Princess Olga, put out of Yugoslavia in 1941 with her Naziphile husband Prince Paul, turned up in England from gamy Kenya Colony for a visit with her sister, the recently widowed Duchess of Kent. Paul stayed home, by request. Gypsy Rose Lee, stripteuse turned woman of letters, was busily writing a musi-comedy about a stripteuse turned woman of letters. Sir Yeshwant Rao Holkar, the fabulously wealthy, pleasure-loving Maharaja of Indore, was reported en route to the U.S. for "urgent medical attention." His U.S.-born ex-nurse and second wife, the former Marguerite Lawler Branyen, has been in the U.S. for kidney doctoring since May. Heiress Gloria ("Mimi") Baker Topping, pre-Brenda glamor deb, young mother of two, went off to Palm Beach to get a divorce from the tin-plate heir, Lieut. Henry J. ("Bob") Topping of the Naval Air Force. Dramatically handsome, wild-haired Blanche Oelrichs Thomas Barrymore Tweed (Poetess"Michael Strange"), second wife of the late John Barrymore, mother of Diana, said she would shortly divorce Socialite Lawyer Harrison Tweed, after 13 years. The marriage outlasted the late Arthur Brisbane's guess, who figured its life expectancy at ten years, bet $10,000 on it. Mrs. Mary Le Grand Jacob, widow of British Major General Arthur Le Grand Jacob, sister-in-law of Field Marshal Sir Claud Jacob, onetime Commander in Chief of the Indian Army, was fined -L-5 in Kingston, England, for "pretending to tell fortunes."

War Effort

King George cut down on fuel and light in Buckingham Palace and Windsor Castle by: 1) limiting bathers to five inches of water in the tub (red and black warning lines were painted at the five-inch levels); 2) allowing only one light bulb to a bedroom; 3) forbidding the use of fireplaces in bedrooms except on doctors' orders. Shape-famed Rita Hayworth, ten pounds lighter after a high-gear tour of Army camps for the U.S.O., went into a Hollywood hospital with a physical breakdown. At the Army's air school at Miami Beach, Officer Candidate Clark Gable won the upperclassman's privilege of going to the movies. Mrs. Anne S. Leaver, 37-year-old sister of Major General Carl Spaatz, commander of the U.S. Air Force in Britain, enlisted in the WAACs as an auxiliary (same as private) in Philadelphia. Veteran News-photographer James H. ("Jimmy") Hare offered to the first U.S. flyer to bomb the Imperial Palace in Tokyo a "gold" medal the Mikado had once given him (it turned out to be brass.)
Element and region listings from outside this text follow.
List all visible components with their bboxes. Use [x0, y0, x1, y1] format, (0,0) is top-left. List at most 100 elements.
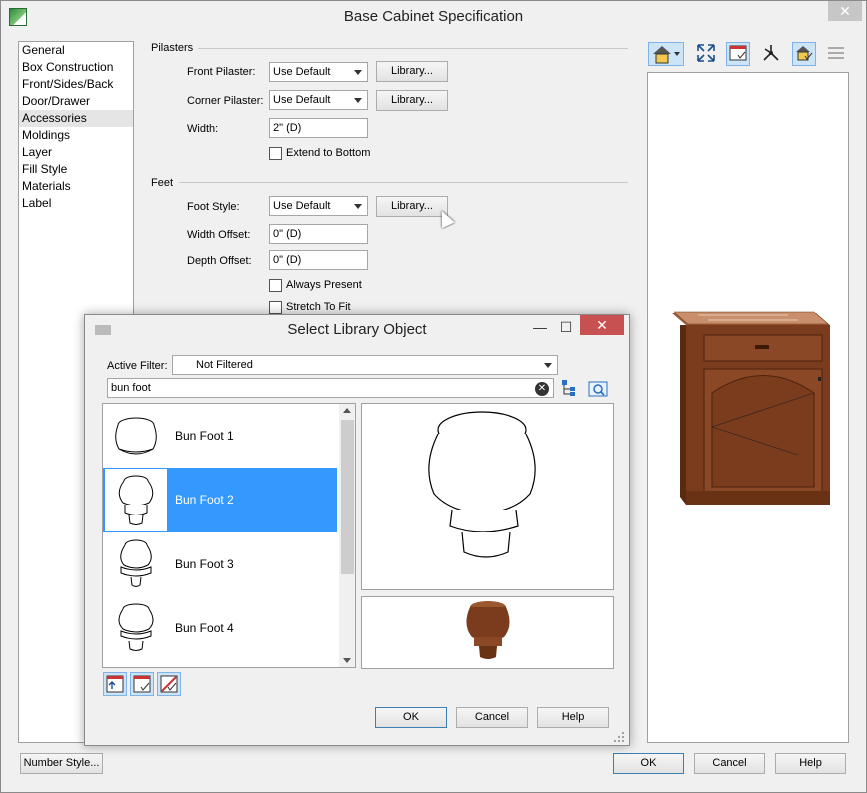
transform-arrows-icon: [763, 45, 779, 61]
bun-foot-line-drawing: [428, 411, 536, 558]
bun-foot-2-label: Bun Foot 2: [175, 493, 234, 507]
help-button[interactable]: Help: [775, 753, 846, 774]
search-input[interactable]: bun foot: [107, 378, 554, 398]
house-check-icon: [796, 46, 813, 61]
search-icon: [588, 381, 608, 397]
number-style-button[interactable]: Number Style...: [20, 753, 103, 774]
corner-pilaster-label: Corner Pilaster:: [187, 95, 264, 107]
corner-pilaster-select[interactable]: Use Default: [269, 90, 368, 110]
pilaster-width-input[interactable]: 2" (D): [269, 118, 368, 138]
front-pilaster-value: Use Default: [273, 66, 331, 78]
library-ok-button[interactable]: OK: [375, 707, 447, 728]
front-pilaster-library-button[interactable]: Library...: [376, 61, 448, 82]
window-title: Base Cabinet Specification: [343, 8, 524, 25]
category-accessories[interactable]: Accessories: [19, 110, 133, 127]
resize-grip-icon[interactable]: [613, 731, 625, 743]
search-library-button[interactable]: [587, 378, 609, 400]
foot-style-label: Foot Style:: [187, 201, 240, 213]
list-item[interactable]: Bun Foot 2: [103, 468, 337, 532]
title-bar: Base Cabinet Specification ✕: [1, 1, 866, 32]
category-moldings[interactable]: Moldings: [19, 127, 133, 144]
library-results-list: Bun Foot 1 Bun Foot 2 Bun Foot 3 Bun Foo…: [102, 403, 356, 668]
window-close-button[interactable]: ✕: [828, 1, 862, 21]
bun-foot-1-label: Bun Foot 1: [175, 429, 234, 443]
category-fill-style[interactable]: Fill Style: [19, 161, 133, 178]
cancel-button[interactable]: Cancel: [694, 753, 765, 774]
front-pilaster-label: Front Pilaster:: [187, 66, 256, 78]
library-help-button[interactable]: Help: [537, 707, 609, 728]
depth-offset-input[interactable]: 0" (D): [269, 250, 368, 270]
maximize-button[interactable]: ☐: [553, 317, 579, 337]
stretch-to-fit-label: Stretch To Fit: [286, 301, 351, 313]
tree-filter-icon: [562, 380, 575, 396]
pilasters-heading: Pilasters: [151, 42, 194, 54]
object-info-button[interactable]: [792, 42, 816, 66]
chevron-down-icon: [354, 204, 362, 209]
expand-icon: [697, 44, 715, 62]
width-offset-label: Width Offset:: [187, 229, 251, 241]
category-door-drawer[interactable]: Door/Drawer: [19, 93, 133, 110]
chevron-down-icon: [544, 363, 552, 368]
minimize-button[interactable]: —: [527, 317, 553, 337]
fill-window-button[interactable]: [694, 42, 718, 66]
layer-up-icon: [106, 675, 124, 693]
bun-foot-3-label: Bun Foot 3: [175, 557, 234, 571]
category-layer[interactable]: Layer: [19, 144, 133, 161]
bun-foot-2-thumbnail: [105, 469, 167, 531]
library-cancel-button[interactable]: Cancel: [456, 707, 528, 728]
scroll-down-icon[interactable]: [343, 658, 351, 663]
always-present-label: Always Present: [286, 279, 362, 291]
category-box-construction[interactable]: Box Construction: [19, 59, 133, 76]
always-present-checkbox[interactable]: [269, 279, 282, 292]
display-settings-button[interactable]: [130, 672, 154, 696]
dialog-close-button[interactable]: ✕: [580, 315, 624, 335]
foot-style-value: Use Default: [273, 200, 331, 212]
foot-style-select[interactable]: Use Default: [269, 196, 368, 216]
layer-display-icon: [133, 675, 151, 693]
rendered-preview-panel: [361, 596, 614, 669]
scroll-up-icon[interactable]: [343, 408, 351, 413]
list-item[interactable]: Bun Foot 4: [103, 596, 337, 660]
corner-pilaster-library-button[interactable]: Library...: [376, 90, 448, 111]
stretch-to-fit-checkbox[interactable]: [269, 301, 282, 314]
pilasters-divider: [198, 48, 628, 49]
plan-view-button[interactable]: [824, 42, 848, 66]
base-cabinet-render: [672, 311, 830, 505]
ok-button[interactable]: OK: [613, 753, 684, 774]
category-general[interactable]: General: [19, 42, 133, 59]
preview-toolbar: [648, 42, 848, 68]
material-settings-button[interactable]: [157, 672, 181, 696]
scroll-thumb[interactable]: [341, 420, 354, 574]
active-filter-select[interactable]: Not Filtered: [172, 355, 558, 375]
line-preview-panel: [361, 403, 614, 590]
bun-foot-3-thumbnail: [105, 533, 167, 595]
category-materials[interactable]: Materials: [19, 178, 133, 195]
display-options-button[interactable]: [726, 42, 750, 66]
list-item[interactable]: Bun Foot 3: [103, 532, 337, 596]
list-item[interactable]: Bun Foot 1: [103, 404, 337, 468]
extend-to-bottom-label: Extend to Bottom: [286, 147, 371, 159]
chevron-down-icon: [354, 98, 362, 103]
chevron-down-icon: [354, 70, 362, 75]
bun-foot-render: [466, 601, 510, 659]
active-filter-value: Not Filtered: [196, 359, 253, 371]
active-filter-label: Active Filter:: [107, 360, 168, 372]
select-library-object-dialog: Select Library Object — ☐ ✕ Active Filte…: [84, 314, 630, 746]
view-options-button[interactable]: [103, 672, 127, 696]
filter-tree-button[interactable]: [560, 378, 580, 400]
width-offset-input[interactable]: 0" (D): [269, 224, 368, 244]
material-slash-icon: [160, 675, 178, 693]
extend-to-bottom-checkbox[interactable]: [269, 147, 282, 160]
list-scrollbar[interactable]: [339, 404, 355, 667]
transform-button[interactable]: [759, 42, 783, 66]
camera-view-button[interactable]: [648, 42, 684, 66]
clear-search-icon[interactable]: ✕: [535, 382, 549, 396]
front-pilaster-select[interactable]: Use Default: [269, 62, 368, 82]
category-front-sides-back[interactable]: Front/Sides/Back: [19, 76, 133, 93]
pilaster-width-label: Width:: [187, 123, 219, 135]
category-label[interactable]: Label: [19, 195, 133, 212]
depth-offset-label: Depth Offset:: [187, 255, 252, 267]
bun-foot-1-thumbnail: [105, 405, 167, 467]
cabinet-preview-panel: [647, 72, 849, 743]
feet-divider: [179, 182, 628, 183]
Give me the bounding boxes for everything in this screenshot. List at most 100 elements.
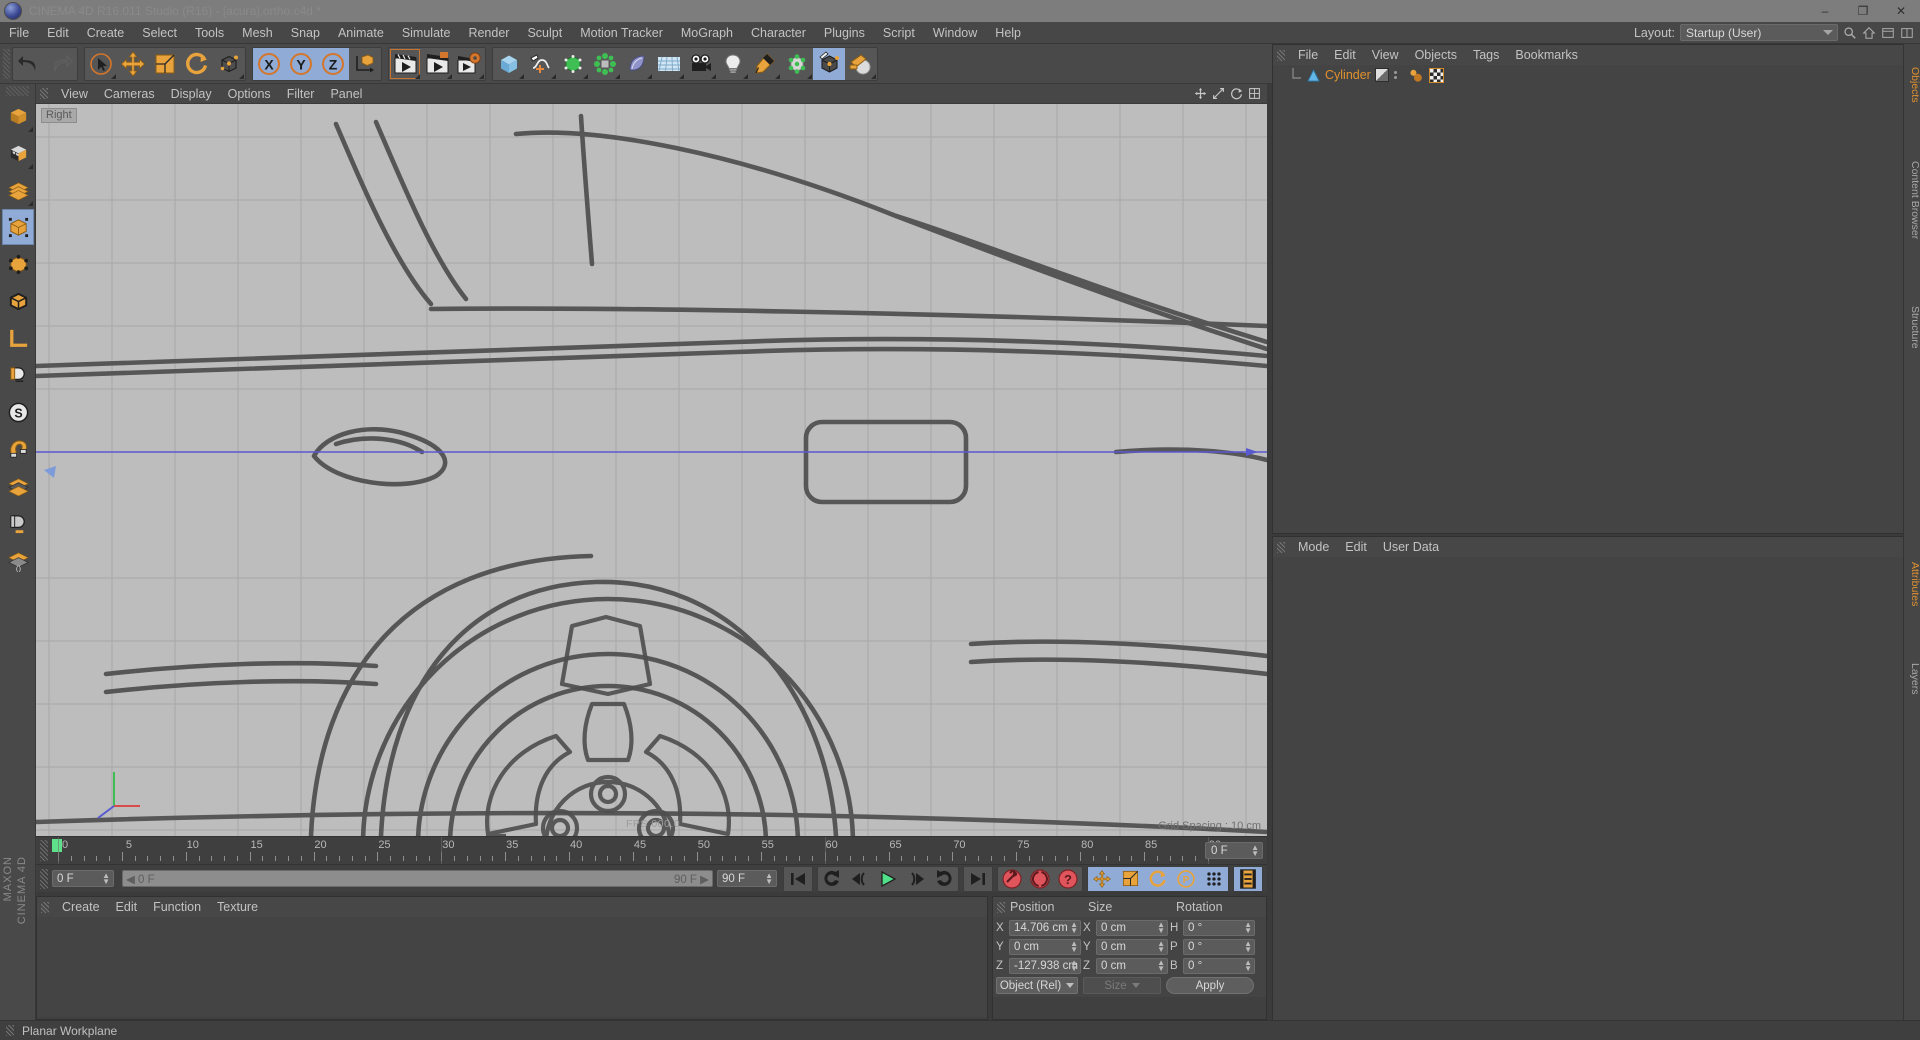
- scale-key-button[interactable]: [1116, 866, 1144, 891]
- size-mode-dropdown[interactable]: Size: [1083, 977, 1161, 994]
- workplane-button[interactable]: [813, 47, 845, 80]
- tool-polygon-mode[interactable]: [2, 172, 34, 208]
- viewport-menu-view[interactable]: View: [53, 84, 96, 104]
- rotate-tool[interactable]: [181, 48, 213, 80]
- tool-points-mode[interactable]: [2, 246, 34, 282]
- object-tree[interactable]: Cylinder: [1273, 65, 1920, 533]
- menu-snap[interactable]: Snap: [282, 22, 329, 44]
- point-level-anim-button[interactable]: [1200, 866, 1228, 891]
- spinner-icon[interactable]: ▲ ▼: [102, 872, 110, 886]
- minimize-button[interactable]: –: [1806, 0, 1844, 22]
- add-camera-button[interactable]: [685, 48, 717, 80]
- render-region-button[interactable]: [421, 48, 453, 80]
- add-mograph-button[interactable]: [781, 48, 813, 80]
- viewport-grip[interactable]: [40, 88, 48, 99]
- tool-quantize[interactable]: [2, 431, 34, 467]
- checker-texture-tag[interactable]: [1428, 67, 1444, 83]
- attribute-content-area[interactable]: [1273, 557, 1920, 1035]
- rotation-key-button[interactable]: [1144, 866, 1172, 891]
- range-end-field[interactable]: 90 F ▲ ▼: [717, 870, 777, 887]
- spinner-icon[interactable]: ▲ ▼: [1244, 958, 1252, 973]
- add-generator-button[interactable]: [557, 48, 589, 80]
- vtab-structure[interactable]: Structure: [1904, 274, 1920, 380]
- field-size-y[interactable]: 0 cm ▲ ▼: [1096, 938, 1168, 955]
- tool-vertex-snap[interactable]: [2, 505, 34, 541]
- object-manager-grip[interactable]: [1277, 49, 1285, 61]
- viewport-menu-display[interactable]: Display: [163, 84, 220, 104]
- spinner-icon[interactable]: ▲ ▼: [1070, 939, 1078, 954]
- menu-script[interactable]: Script: [874, 22, 924, 44]
- spinner-icon[interactable]: ▲ ▼: [1070, 958, 1078, 973]
- autokeying-button[interactable]: [1026, 867, 1054, 891]
- matmgr-menu-texture[interactable]: Texture: [209, 897, 266, 917]
- tool-grid-snap[interactable]: [2, 468, 34, 504]
- previous-frame-button[interactable]: [846, 867, 874, 891]
- close-button[interactable]: ✕: [1882, 0, 1920, 22]
- tool-model-mode[interactable]: [2, 98, 34, 134]
- move-tool[interactable]: [117, 48, 149, 80]
- viewport-canvas[interactable]: Right FPS 000.0 Grid Spacing : 10 cm: [36, 104, 1267, 836]
- matmgr-menu-create[interactable]: Create: [54, 897, 108, 917]
- coordinate-mode-dropdown[interactable]: Object (Rel): [996, 977, 1078, 994]
- viewport-menu-cameras[interactable]: Cameras: [96, 84, 163, 104]
- tool-workplane-mode[interactable]: [2, 320, 34, 356]
- add-floor-button[interactable]: [653, 48, 685, 80]
- tool-snap-enable[interactable]: S: [2, 394, 34, 430]
- play-reverse-loop-button[interactable]: [818, 867, 846, 891]
- undo-button[interactable]: [13, 48, 45, 80]
- display-tag[interactable]: [1374, 68, 1389, 82]
- scale-tool[interactable]: [149, 48, 181, 80]
- material-manager-grip[interactable]: [41, 901, 49, 913]
- playback-grip[interactable]: [40, 868, 48, 889]
- spinner-icon[interactable]: ▲ ▼: [1070, 920, 1078, 935]
- add-deformer-button[interactable]: [589, 48, 621, 80]
- matmgr-menu-function[interactable]: Function: [145, 897, 209, 917]
- spinner-icon[interactable]: ▲ ▼: [1157, 939, 1165, 954]
- spinner-icon[interactable]: ▲ ▼: [1244, 939, 1252, 954]
- spinner-icon[interactable]: ▲ ▼: [1251, 844, 1259, 858]
- scale-view-icon[interactable]: [1212, 87, 1225, 100]
- tool-lock-workplane[interactable]: [2, 357, 34, 393]
- field-position-x[interactable]: 14.706 cm ▲ ▼: [1009, 919, 1081, 936]
- current-frame-field[interactable]: 0 F ▲ ▼: [52, 870, 114, 887]
- menu-mograph[interactable]: MoGraph: [672, 22, 742, 44]
- maximize-button[interactable]: ❐: [1844, 0, 1882, 22]
- field-rotation-p[interactable]: 0 ° ▲ ▼: [1183, 938, 1255, 955]
- vtab-content-browser[interactable]: Content Browser: [1904, 126, 1920, 274]
- add-scene-object-button[interactable]: [621, 48, 653, 80]
- menu-mesh[interactable]: Mesh: [233, 22, 282, 44]
- add-spline-button[interactable]: [525, 48, 557, 80]
- spinner-icon[interactable]: ▲ ▼: [1157, 920, 1165, 935]
- viewport-menu-options[interactable]: Options: [220, 84, 279, 104]
- render-view-button[interactable]: [389, 48, 421, 80]
- status-bar-grip[interactable]: [6, 1025, 14, 1036]
- apply-button[interactable]: Apply: [1166, 977, 1254, 994]
- spinner-icon[interactable]: ▲ ▼: [1157, 958, 1165, 973]
- add-spline-pen-button[interactable]: [749, 48, 781, 80]
- search-icon[interactable]: [1843, 26, 1857, 40]
- play-button[interactable]: [874, 867, 902, 891]
- attrmgr-menu-user-data[interactable]: User Data: [1375, 537, 1447, 557]
- tool-edge-snap[interactable]: (): [2, 542, 34, 578]
- home-icon[interactable]: [1862, 26, 1876, 40]
- field-size-x[interactable]: 0 cm ▲ ▼: [1096, 919, 1168, 936]
- vtab-objects[interactable]: Objects: [1904, 44, 1920, 126]
- coordinates-grip[interactable]: [997, 901, 1005, 913]
- vtab-layers[interactable]: Layers: [1904, 638, 1920, 720]
- palette-grip[interactable]: [6, 86, 29, 96]
- add-cube-button[interactable]: [493, 48, 525, 80]
- object-row-cylinder[interactable]: Cylinder: [1273, 65, 1920, 85]
- object-name-cylinder[interactable]: Cylinder: [1325, 68, 1371, 82]
- toolbar-grip[interactable]: [3, 48, 10, 79]
- expand-panel-icon[interactable]: [1900, 26, 1914, 40]
- layout-dropdown[interactable]: Startup (User): [1680, 24, 1838, 41]
- objmgr-menu-file[interactable]: File: [1290, 45, 1326, 65]
- objmgr-menu-view[interactable]: View: [1364, 45, 1407, 65]
- world-object-coordinates[interactable]: [349, 48, 381, 80]
- viewport-menu-filter[interactable]: Filter: [279, 84, 323, 104]
- field-size-z[interactable]: 0 cm ▲ ▼: [1096, 957, 1168, 974]
- menu-character[interactable]: Character: [742, 22, 815, 44]
- redo-button[interactable]: [45, 48, 77, 80]
- field-position-z[interactable]: -127.938 cm ▲ ▼: [1009, 957, 1081, 974]
- paint-tool-button[interactable]: [845, 48, 877, 80]
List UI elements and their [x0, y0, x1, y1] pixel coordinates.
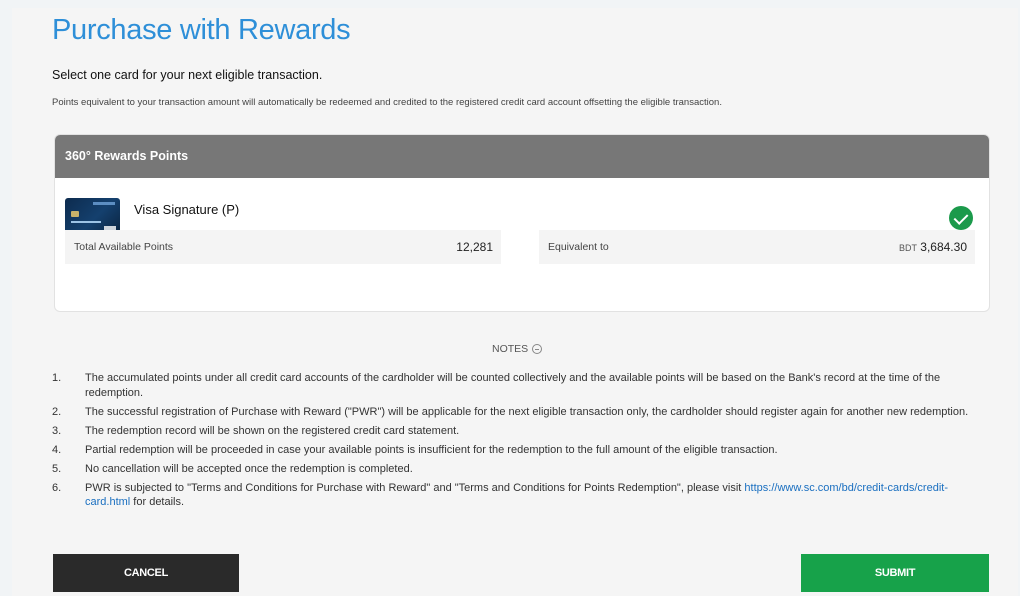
cancel-button[interactable]: CANCEL	[53, 554, 239, 592]
page-title: Purchase with Rewards	[52, 14, 351, 46]
minus-circle-icon[interactable]	[532, 344, 543, 354]
note-item: 6. PWR is subjected to "Terms and Conditi…	[52, 481, 948, 509]
equivalent-amount: 3,684.30	[920, 240, 967, 254]
notes-heading: NOTES	[492, 343, 529, 355]
equivalent-label: Equivalent to	[548, 241, 609, 253]
currency-code: BDT	[898, 243, 917, 253]
rewards-panel: 360° Rewards Points Visa Signature (P) T…	[54, 134, 990, 312]
note-item: 3. The redemption record will be shown on…	[52, 424, 460, 437]
card-name: Visa Signature (P)	[134, 202, 240, 217]
equivalent-box: Equivalent to BDT 3,684.30	[539, 230, 975, 264]
note-item: 1. The accumulated points under all credi…	[52, 372, 941, 399]
note-item: 4. Partial redemption will be proceeded i…	[52, 443, 778, 456]
total-points-label: Total Available Points	[74, 241, 174, 253]
rewards-panel-header: 360° Rewards Points	[55, 135, 989, 178]
equivalent-value: BDT 3,684.30	[899, 240, 967, 254]
total-points-box: Total Available Points 12,281	[65, 230, 501, 264]
submit-button[interactable]: SUBMIT	[801, 554, 989, 592]
note-item: 5. No cancellation will be accepted once …	[52, 462, 413, 475]
notes-list: 1. The accumulated points under all credi…	[52, 371, 992, 514]
credit-card-image	[65, 198, 120, 234]
check-circle-icon[interactable]	[949, 206, 973, 230]
page-description: Points equivalent to your transaction am…	[52, 97, 722, 108]
page-subtitle: Select one card for your next eligible t…	[52, 68, 323, 82]
note-item: 2. The successful registration of Purchas…	[52, 405, 969, 418]
total-points-value: 12,281	[456, 240, 493, 254]
notes-toggle[interactable]: NOTES	[492, 343, 543, 355]
purchase-with-rewards-page: Purchase with Rewards Select one card fo…	[12, 8, 1018, 596]
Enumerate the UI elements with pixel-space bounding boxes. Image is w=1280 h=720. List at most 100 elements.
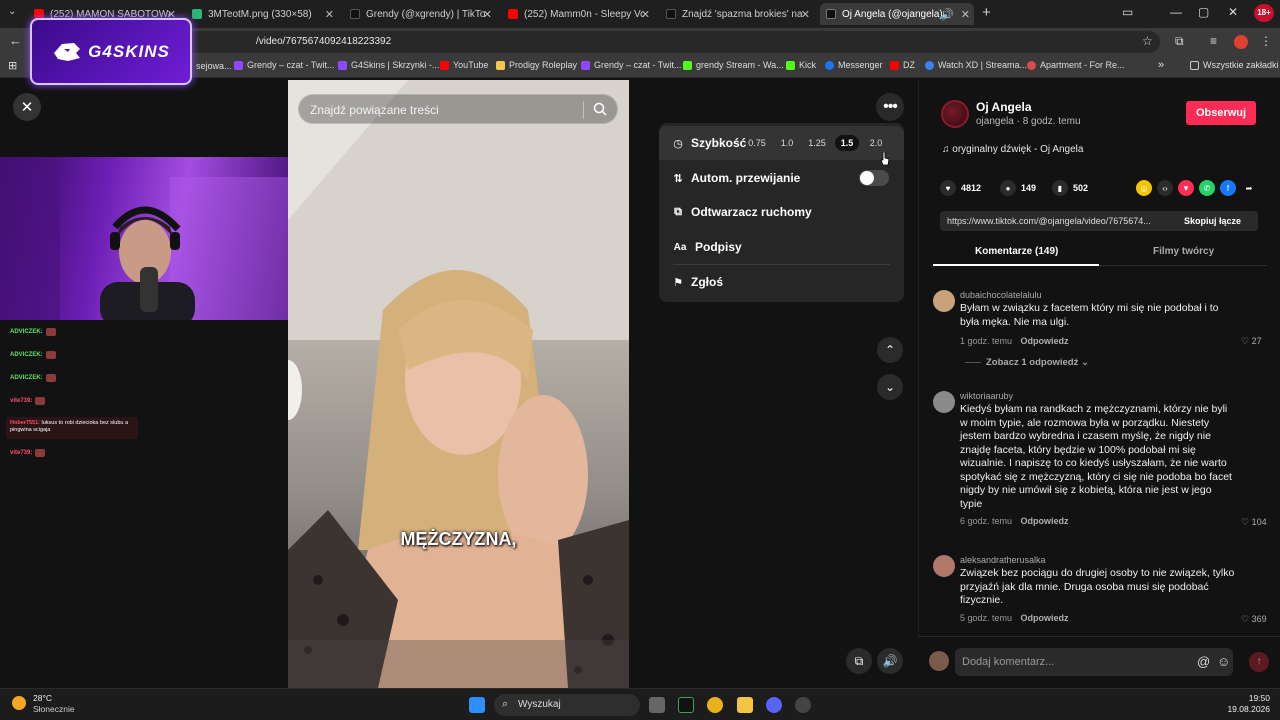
bookmark-item[interactable]: YouTube (440, 60, 488, 70)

Literary Division: On his farm near Havana, Ernest Hemingway told a reporter who asked him about the war that he was going to get into it himself, left unsaid how, when & where. Said the 44-year-old World War I veteran: "I am and always have been a soldier. For that reason, I prefer action to talking about the war. . . . I'll talk about that when I get back from it, if I come out alive from this struggle for the liberty and dignity of man." For a statement attacking the British, hulking U.S. Novelist Theodore Dreiser was forbidden by Justice Minister Louis St. Laurent to make speeches (or public statements anywhere) in Canada. Dreiser had said: If Russia were defeated, he hoped the Germans would invade England--he would rather see them there than the "aristocratic, horse-riding snobs" who run the country; Churchill has no intention of opening a second front, "does nothing except send thousands of Canadians to be slaughtered at Dieppe." Ex-Editor Ralph McAllister Ingersoll (PM), inducted in July, shortly promoted to staff sergeant, was promoted to 1st lieutenant. Gaunt, haggard Thriller-Diller Samuel Dashiell Hammett (The. Thin Man), a sergeant in World War I, enlisted as a private, went off to Camp Upton.